Unsurprisingly, religious leaders who have staked their careers on hatred and derision of LGBT families have filed legal briefs in the upcoming Supreme Court case
Obergefell v. Hodges that argue against the right of same-sex couples to marry.
You can say 'em with me: the United States Conference of Catholic Bishops, the National Association of Evangelicals, the Ethics & Religious Liberty Commission of the Southern Baptist Convention, and the Church of Jesus Christ of Latter-day Saints. Haters gonna hate.

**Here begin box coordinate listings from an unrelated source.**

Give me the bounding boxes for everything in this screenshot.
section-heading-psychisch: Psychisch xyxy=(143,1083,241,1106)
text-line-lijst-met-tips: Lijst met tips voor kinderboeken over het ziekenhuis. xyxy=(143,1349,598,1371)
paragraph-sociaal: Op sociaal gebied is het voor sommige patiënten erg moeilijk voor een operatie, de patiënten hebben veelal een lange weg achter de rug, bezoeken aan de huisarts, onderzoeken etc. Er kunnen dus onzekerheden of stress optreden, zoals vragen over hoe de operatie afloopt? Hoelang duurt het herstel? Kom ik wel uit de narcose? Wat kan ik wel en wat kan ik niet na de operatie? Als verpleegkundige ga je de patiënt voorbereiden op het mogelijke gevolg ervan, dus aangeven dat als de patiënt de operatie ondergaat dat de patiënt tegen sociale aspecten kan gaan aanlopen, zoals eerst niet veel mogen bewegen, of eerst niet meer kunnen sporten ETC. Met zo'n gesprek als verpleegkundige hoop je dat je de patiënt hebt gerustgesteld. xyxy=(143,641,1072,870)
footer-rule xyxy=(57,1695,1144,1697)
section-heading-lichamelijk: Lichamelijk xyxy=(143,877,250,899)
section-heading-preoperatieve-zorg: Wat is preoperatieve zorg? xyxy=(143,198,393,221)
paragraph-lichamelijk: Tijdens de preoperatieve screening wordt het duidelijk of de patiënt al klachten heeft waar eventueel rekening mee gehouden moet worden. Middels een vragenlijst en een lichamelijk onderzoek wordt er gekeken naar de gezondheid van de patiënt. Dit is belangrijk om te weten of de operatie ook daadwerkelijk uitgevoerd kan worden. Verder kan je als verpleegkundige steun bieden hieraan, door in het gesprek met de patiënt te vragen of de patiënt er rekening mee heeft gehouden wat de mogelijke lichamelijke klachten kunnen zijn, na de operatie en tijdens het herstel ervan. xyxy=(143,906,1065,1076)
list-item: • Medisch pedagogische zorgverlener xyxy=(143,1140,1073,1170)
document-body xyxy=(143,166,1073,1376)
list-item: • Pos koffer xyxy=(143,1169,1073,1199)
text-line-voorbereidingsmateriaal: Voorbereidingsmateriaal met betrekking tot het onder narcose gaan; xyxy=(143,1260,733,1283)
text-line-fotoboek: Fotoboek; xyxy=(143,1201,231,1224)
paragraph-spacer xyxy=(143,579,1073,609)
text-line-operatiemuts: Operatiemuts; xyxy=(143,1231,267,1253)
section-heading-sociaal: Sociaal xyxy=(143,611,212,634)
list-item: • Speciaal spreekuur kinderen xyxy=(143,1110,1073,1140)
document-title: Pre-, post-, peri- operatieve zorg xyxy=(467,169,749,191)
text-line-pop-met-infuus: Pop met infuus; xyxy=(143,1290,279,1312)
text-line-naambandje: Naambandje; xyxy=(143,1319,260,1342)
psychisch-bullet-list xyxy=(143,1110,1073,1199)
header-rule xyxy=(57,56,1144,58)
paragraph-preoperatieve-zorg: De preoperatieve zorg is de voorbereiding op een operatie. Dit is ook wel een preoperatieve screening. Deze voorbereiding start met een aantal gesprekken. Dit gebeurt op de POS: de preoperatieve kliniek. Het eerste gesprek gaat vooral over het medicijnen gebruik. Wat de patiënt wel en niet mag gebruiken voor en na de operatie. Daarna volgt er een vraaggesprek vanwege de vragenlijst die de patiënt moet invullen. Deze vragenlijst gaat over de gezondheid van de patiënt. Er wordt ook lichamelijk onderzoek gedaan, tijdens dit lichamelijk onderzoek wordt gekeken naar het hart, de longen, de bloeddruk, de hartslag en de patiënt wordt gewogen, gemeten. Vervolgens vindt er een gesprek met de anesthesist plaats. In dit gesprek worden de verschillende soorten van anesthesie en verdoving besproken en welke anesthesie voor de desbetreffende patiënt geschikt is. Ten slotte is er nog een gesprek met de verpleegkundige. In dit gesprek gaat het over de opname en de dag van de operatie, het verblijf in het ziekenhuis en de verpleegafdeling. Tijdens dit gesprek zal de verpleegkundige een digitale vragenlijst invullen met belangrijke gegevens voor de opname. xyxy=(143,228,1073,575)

But this year, the number of faith leaders who joined a friend of the court brief written by the President of the House of Deputies of the Episcopal Church in support of marriage equality has grown significantly from 2013, the first time same-sex marriage cases were argued at the Supreme Court. The list of signatories in the 2013 brief ran only six pages long, but the list of supporters joining the 2015 brief has stretched to 117 pages representing more than 1,900 faith leaders, according to Jack Jenkins.
Originally organized through the work of several Episcopal bishops, it was co-signed by a long list of groups from across the “Judeo-Christian” religious spectrum, such as the United Church of Christ, the Union for Reform Judaism, the Unitarian Universalist Association, and Muslims for Progressive Values, as well as pro-LGBT groups operating within Quakerism, Methodism, Presbyterianism, and Lutheranism. Like many left-leaning progressives, the brief argues the Court is primarily tasked with discerning the civil — not religious — definition of marriage, but highlighted the swelling number of Americans whose faith calls them to embrace LGBT rights.
“Whether it be the ordination of lesbian and gay clergy, the express welcome to lesbian and gay congregants and their families, or the affirmation that lesbian and gay individuals possess the same inherent dignity as any other person, the American religious landscape includes same-sex couples and their families and affirms their role in both faith communities and civil society at large,” the brief read. “No one view speaks for ‘religion’—even if, contrary to the Establishment Clause, it were appropriate to give weight to religious views in the application of the Constitution’s secular promise of equal protection.”
No one view speaks for "religion." Amen.